The congregation of Baptists who built the chapel originated in Longworth, a village on the other side of the River Thames, in the middle of the 17th century. The land for a chapel in Cote was given by John Williams in 1703 and the chapel built on the land was licensed for meetings the following year. In the 1750s it was either rebuilt or enlarged, and a gallery was added in 1756. In the late 1850s the chapel was extensively restored, and the double gable at the front was replaced by a single gable, which hid the roof valley behind it. At the same time, the chapel was re-floored and the vestries were enlarged, new pews and galleries were added, and a new pulpit was placed at the west end which replaced the previous pulpit on the south wall. An organ by Henry Jones of London was added in 1867, and electric light was installed in 1948. From 9 January 1945 until 25 June 1957 the Church was the home to the 1st Aston Boys' Brigade Company under the captainship of Alan J Hook.

==Architecture, fittings and furniture==

The chapel is constructed in limestone rubble and has a stone slate roof. It is in two stories and its plan consists of a single cell with a single-story extension. Its architectural style is Georgian. The entrance front has a flat-topped gable surmounted by a plaque with scrolls at each end. In the lower storey is a central window with a semicircular arch, which stands between two doors. In the upper storey and elsewhere in the building are windows in a similar style. All the internal fittings date from 1869, and include box pews with hinged doors and, at the west end, a pulpit with a panelled front, a reader's desk and a lectern.

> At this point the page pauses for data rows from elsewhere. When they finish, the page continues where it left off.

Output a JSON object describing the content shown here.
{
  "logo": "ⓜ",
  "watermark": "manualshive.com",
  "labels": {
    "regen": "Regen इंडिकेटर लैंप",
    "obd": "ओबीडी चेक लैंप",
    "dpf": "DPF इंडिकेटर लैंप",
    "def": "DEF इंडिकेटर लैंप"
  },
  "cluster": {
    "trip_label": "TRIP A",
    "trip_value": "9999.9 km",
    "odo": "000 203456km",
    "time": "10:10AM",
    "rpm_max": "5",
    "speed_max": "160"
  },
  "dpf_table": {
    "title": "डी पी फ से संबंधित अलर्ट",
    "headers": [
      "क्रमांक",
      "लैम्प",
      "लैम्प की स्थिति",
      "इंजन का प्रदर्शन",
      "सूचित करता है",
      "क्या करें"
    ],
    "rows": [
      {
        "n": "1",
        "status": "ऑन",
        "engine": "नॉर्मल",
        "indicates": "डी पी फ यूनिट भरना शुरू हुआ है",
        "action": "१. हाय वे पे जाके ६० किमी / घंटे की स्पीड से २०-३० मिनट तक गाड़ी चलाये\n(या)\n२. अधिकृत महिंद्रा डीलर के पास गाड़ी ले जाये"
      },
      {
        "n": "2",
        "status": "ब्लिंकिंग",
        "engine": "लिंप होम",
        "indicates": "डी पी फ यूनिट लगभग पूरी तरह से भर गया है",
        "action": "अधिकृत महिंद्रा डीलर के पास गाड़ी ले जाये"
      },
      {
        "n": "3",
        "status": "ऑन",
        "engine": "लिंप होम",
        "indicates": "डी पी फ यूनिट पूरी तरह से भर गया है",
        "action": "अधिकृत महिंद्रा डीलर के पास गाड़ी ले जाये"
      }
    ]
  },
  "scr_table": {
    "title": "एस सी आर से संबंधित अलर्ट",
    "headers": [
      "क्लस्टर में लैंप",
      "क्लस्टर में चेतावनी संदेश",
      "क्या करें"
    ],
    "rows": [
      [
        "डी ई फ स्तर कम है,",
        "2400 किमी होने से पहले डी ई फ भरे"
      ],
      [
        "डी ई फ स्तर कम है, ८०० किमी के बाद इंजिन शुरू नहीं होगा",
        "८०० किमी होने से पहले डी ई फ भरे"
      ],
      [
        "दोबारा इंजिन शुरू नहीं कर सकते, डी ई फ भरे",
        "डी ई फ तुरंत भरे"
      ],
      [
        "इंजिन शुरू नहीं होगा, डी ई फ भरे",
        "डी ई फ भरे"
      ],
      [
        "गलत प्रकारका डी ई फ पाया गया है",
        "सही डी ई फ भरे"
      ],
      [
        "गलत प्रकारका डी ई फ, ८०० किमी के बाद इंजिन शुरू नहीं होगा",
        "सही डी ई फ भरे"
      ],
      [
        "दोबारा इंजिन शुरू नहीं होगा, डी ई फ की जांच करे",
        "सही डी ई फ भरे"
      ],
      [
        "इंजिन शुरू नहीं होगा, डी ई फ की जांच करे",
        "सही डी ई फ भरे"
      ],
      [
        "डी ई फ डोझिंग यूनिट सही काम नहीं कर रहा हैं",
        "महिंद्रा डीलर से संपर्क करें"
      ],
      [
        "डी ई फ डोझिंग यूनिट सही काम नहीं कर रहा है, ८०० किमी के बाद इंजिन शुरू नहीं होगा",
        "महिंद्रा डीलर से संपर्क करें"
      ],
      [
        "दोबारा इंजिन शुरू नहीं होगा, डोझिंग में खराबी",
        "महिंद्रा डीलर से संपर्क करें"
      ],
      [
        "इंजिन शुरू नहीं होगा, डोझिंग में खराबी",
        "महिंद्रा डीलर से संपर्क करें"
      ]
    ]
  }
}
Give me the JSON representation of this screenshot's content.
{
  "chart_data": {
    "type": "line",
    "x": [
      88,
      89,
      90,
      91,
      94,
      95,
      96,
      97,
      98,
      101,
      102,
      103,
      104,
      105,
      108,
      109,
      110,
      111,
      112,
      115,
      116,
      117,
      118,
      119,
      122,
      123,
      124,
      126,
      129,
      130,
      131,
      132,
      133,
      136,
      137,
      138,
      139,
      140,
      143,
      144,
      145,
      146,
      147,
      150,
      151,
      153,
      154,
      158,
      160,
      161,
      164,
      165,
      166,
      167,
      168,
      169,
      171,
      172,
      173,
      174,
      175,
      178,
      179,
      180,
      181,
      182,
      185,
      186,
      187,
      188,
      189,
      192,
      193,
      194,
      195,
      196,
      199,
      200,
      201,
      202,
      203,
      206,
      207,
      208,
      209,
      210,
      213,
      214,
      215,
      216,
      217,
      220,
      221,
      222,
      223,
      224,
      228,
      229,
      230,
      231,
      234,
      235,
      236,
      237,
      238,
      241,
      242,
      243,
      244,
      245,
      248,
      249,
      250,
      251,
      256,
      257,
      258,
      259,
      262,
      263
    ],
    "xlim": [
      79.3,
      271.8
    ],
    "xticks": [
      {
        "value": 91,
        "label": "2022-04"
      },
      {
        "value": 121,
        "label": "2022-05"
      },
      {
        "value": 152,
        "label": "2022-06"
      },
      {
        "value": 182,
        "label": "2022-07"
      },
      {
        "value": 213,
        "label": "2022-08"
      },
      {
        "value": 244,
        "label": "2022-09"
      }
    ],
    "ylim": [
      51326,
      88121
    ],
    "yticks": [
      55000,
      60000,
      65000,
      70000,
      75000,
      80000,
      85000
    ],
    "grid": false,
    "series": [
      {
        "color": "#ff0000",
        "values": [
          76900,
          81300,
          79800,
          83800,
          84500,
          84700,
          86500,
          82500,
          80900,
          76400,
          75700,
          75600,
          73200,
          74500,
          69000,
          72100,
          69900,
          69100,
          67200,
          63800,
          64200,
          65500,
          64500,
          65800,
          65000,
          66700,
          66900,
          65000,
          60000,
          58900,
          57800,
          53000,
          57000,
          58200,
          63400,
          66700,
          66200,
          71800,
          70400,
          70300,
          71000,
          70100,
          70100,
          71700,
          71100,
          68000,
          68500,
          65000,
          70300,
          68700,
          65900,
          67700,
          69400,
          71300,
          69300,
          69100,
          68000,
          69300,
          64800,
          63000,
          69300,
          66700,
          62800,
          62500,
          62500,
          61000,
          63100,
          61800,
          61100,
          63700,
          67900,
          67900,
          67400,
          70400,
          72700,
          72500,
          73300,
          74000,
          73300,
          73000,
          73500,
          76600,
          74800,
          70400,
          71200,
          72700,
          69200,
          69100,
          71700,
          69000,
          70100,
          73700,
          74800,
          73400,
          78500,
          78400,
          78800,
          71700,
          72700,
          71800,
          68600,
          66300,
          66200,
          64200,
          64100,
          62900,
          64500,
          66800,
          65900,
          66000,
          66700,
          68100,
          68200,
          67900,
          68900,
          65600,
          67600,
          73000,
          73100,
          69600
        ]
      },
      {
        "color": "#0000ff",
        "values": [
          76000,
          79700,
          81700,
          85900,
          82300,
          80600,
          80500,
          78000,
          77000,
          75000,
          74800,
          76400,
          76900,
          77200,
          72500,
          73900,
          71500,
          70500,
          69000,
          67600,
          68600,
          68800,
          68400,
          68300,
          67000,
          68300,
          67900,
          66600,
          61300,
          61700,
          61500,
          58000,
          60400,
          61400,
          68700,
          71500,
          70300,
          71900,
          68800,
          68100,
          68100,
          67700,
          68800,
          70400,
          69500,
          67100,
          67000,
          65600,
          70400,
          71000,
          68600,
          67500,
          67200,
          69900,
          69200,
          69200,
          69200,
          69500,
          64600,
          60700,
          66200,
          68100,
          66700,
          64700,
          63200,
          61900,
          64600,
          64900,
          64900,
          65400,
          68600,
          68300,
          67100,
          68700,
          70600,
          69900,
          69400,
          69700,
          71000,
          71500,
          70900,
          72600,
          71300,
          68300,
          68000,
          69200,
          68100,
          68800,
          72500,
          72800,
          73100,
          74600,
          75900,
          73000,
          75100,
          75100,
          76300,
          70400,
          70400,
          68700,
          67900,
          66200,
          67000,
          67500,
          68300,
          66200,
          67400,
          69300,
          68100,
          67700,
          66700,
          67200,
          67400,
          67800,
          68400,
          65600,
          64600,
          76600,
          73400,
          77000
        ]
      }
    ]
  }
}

==Recent history and present day==

The chapel was taken over in 1993 by the Historic Chapels Trust. A restoration programme costing £250,000 was carried out and the building was reopened in 2000. The restoration included the provision of a kitchen, toilets, and committee rooms.

In 2025, the church was transferred into the care of Friends of Friendless Churches. The church community now meets in the Cote Fellowship Centre.

==External features==

Around the chapel is a burial ground containing headstones, some of which date from the 18th century and are elaborately carved. It contains the chest tomb of William Williams who died in 1830. This tomb is constructed in limestone and has corner balusters; it is a Grade II listed building.